We celebrated our second anniversary on September 30 in the former secret center that is now a place of memory and promotion of human rights in Pozo di Banfield, and held six workshops related to addressing different social problems. It was a very exciting event because for the first time we were able to take a guided tour of the area under trial outside of the activity organized by El Pozo. It was a very symbolic thing for us.

How many people are you ?

We, as a board, are 15 people, but out of those 15, 5 do a lot, 5 do an average job, and 5 depend on others.
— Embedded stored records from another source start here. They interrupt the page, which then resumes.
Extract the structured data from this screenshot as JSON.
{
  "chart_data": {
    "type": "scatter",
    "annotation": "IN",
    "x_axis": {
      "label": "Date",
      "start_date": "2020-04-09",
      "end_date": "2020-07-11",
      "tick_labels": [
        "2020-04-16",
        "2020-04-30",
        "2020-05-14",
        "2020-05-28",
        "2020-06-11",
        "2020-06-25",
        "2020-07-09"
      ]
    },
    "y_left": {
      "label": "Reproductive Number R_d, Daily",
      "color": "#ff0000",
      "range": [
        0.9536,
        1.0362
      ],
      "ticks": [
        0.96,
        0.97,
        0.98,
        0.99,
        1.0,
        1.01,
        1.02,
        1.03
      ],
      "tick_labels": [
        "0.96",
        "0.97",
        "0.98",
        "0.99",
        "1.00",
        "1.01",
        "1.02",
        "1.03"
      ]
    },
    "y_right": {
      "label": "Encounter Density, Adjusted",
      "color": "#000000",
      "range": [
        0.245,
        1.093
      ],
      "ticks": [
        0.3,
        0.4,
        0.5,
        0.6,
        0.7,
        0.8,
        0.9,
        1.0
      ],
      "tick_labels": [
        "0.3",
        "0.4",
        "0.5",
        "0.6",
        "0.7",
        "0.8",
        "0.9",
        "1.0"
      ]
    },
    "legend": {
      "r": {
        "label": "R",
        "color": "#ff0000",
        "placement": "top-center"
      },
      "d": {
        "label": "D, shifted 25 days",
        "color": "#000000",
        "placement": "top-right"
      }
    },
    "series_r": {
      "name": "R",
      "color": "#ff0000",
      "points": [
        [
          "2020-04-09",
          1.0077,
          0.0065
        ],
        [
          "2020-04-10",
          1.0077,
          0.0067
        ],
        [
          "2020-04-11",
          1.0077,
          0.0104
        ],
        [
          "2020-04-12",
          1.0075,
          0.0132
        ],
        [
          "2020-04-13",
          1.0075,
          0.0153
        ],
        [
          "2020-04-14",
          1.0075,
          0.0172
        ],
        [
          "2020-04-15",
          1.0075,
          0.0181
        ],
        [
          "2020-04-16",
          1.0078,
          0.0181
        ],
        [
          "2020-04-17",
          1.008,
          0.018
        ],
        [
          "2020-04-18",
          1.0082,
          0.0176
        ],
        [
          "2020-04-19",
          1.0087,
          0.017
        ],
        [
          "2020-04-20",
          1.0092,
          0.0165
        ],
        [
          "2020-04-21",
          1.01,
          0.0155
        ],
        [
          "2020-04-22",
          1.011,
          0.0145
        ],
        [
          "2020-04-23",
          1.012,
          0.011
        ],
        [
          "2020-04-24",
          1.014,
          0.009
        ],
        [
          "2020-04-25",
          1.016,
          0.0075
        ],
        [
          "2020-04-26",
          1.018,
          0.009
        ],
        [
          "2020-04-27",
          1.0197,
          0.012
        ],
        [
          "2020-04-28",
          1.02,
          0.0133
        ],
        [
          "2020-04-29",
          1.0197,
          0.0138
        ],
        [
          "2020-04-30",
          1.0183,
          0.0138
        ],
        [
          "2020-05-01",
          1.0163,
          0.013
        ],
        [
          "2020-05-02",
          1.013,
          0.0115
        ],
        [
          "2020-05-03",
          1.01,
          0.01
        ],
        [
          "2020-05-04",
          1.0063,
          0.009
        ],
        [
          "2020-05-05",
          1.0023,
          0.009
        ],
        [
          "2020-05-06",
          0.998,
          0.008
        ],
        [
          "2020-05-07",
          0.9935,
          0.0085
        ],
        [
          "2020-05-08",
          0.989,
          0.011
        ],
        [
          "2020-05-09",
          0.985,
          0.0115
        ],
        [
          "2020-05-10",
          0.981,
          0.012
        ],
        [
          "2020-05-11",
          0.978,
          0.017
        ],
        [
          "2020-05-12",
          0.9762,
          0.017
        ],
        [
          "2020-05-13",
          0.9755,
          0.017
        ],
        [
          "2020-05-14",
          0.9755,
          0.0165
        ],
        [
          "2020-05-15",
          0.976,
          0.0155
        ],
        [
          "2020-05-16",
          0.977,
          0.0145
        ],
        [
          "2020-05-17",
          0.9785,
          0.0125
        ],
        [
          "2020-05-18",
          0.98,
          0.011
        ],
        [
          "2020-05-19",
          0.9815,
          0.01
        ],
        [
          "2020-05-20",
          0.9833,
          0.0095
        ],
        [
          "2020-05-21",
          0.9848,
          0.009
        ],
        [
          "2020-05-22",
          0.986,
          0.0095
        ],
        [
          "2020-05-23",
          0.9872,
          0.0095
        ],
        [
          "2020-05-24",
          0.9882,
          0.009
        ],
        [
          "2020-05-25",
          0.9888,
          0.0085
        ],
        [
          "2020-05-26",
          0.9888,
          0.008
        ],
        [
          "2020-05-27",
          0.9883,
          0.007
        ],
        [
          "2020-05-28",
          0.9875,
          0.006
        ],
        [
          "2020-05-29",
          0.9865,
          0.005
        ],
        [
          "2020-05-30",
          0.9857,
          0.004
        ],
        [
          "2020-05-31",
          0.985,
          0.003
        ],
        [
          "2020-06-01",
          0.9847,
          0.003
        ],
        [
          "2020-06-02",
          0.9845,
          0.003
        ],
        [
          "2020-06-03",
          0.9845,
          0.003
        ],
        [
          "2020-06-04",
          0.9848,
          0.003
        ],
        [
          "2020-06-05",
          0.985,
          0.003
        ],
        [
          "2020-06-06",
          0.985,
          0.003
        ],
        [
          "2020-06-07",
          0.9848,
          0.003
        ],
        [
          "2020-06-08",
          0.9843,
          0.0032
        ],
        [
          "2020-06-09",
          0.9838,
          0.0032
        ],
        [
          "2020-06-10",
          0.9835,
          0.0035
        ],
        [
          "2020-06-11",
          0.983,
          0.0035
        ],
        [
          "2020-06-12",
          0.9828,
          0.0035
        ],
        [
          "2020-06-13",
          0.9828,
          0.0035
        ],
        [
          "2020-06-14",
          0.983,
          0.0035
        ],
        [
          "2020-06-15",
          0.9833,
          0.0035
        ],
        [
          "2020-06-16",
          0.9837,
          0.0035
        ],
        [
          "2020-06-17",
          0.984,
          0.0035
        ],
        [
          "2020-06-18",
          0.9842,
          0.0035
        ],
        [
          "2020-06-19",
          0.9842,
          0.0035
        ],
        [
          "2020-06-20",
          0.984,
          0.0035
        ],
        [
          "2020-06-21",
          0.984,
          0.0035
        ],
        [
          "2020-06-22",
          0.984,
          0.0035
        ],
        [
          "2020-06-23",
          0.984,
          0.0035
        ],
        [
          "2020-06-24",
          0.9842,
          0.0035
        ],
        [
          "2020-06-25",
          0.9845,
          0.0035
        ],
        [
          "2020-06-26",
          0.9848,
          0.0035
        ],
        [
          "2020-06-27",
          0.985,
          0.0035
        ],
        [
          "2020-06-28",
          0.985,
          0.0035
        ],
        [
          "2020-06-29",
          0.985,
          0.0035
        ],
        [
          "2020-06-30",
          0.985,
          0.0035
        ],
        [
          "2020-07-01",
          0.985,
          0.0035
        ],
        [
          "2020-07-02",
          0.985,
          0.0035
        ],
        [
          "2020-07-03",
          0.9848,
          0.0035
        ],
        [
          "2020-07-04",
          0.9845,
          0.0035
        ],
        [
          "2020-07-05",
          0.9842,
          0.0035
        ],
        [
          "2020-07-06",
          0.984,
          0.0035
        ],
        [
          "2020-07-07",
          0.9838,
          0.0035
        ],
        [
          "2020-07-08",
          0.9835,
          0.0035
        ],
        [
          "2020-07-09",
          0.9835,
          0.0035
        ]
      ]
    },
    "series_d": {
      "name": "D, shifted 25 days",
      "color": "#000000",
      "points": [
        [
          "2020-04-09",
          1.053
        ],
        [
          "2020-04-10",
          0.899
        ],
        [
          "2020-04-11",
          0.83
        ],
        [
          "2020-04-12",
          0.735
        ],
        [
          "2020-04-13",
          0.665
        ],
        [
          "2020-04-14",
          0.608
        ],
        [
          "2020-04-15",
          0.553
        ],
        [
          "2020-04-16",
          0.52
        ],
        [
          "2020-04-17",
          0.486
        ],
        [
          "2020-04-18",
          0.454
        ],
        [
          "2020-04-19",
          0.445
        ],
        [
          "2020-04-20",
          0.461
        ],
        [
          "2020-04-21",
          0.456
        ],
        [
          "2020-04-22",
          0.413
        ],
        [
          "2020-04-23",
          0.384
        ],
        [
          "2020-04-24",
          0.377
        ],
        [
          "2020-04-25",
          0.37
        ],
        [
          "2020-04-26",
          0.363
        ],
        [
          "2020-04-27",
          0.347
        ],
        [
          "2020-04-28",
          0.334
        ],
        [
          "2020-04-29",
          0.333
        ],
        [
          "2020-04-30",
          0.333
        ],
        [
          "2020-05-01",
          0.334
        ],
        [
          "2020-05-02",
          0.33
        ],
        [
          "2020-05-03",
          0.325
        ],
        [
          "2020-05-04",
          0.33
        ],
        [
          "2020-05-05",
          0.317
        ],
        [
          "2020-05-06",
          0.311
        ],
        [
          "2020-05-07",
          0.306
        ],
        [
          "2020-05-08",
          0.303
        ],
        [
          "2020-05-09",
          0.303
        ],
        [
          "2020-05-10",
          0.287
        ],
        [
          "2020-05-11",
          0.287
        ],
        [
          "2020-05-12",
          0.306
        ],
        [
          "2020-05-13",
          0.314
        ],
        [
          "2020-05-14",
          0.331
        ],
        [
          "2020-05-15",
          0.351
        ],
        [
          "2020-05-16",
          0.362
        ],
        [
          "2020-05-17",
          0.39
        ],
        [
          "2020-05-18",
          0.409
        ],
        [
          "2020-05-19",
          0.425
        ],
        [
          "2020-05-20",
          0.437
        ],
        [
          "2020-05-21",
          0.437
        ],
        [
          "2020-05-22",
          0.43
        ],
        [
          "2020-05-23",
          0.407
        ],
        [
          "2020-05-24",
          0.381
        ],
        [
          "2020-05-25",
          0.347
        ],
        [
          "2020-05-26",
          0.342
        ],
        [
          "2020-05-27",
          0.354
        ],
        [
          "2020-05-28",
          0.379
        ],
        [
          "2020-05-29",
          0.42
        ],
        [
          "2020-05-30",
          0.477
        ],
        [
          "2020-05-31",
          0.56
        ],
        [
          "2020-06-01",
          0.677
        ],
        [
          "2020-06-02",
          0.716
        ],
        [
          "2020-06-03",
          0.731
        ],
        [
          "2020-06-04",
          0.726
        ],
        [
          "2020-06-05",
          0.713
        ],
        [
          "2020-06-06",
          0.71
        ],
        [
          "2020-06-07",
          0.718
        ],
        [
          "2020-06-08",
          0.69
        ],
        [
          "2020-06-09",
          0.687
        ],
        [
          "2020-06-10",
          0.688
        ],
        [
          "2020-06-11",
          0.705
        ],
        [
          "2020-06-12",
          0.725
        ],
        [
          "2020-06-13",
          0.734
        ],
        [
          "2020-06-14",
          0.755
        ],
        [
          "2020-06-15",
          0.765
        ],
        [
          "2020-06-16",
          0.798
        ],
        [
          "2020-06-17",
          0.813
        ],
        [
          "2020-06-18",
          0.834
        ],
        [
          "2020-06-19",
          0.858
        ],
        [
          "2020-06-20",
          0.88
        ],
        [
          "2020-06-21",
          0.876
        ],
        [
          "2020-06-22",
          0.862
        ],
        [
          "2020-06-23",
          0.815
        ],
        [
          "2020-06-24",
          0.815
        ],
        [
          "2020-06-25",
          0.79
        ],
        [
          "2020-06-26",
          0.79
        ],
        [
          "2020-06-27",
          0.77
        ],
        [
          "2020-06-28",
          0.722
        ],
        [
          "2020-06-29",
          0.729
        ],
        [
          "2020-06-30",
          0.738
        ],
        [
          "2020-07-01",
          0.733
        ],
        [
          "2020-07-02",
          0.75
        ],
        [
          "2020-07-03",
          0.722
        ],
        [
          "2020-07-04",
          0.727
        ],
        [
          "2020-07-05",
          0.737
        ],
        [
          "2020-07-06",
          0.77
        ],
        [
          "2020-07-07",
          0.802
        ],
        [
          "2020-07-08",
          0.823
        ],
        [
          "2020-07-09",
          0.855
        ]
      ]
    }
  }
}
Then there is a group of collaborators, who will be volunteers next year because we will be doing a division to avoid friction. There will be three statuses: Volunteer, Collaboration, and Active Members.
In addition, there are people who perform specific tasks such as workshop leaders. We are a group.
Also part of BYLPLI are the groups that come, because we show that we are many but at the same time we are creating the framework and network that we understand is necessary.

What projects do you have for the future?

We have many projects, and last year we opened a second headquarters in San Telmo that focuses on children. We want to open the third headquarters within the framework of Pozo di Banfield, within the Secret Center, which is a library specializing in human rights in its broad scope, dealing with human rights through articles and historical analysis.
The other goal is to open a fourth headquarters. We have achieved a system that allows us to be self-sufficient. For a year they have been painting graffiti on the front of the house, something that has never happened before.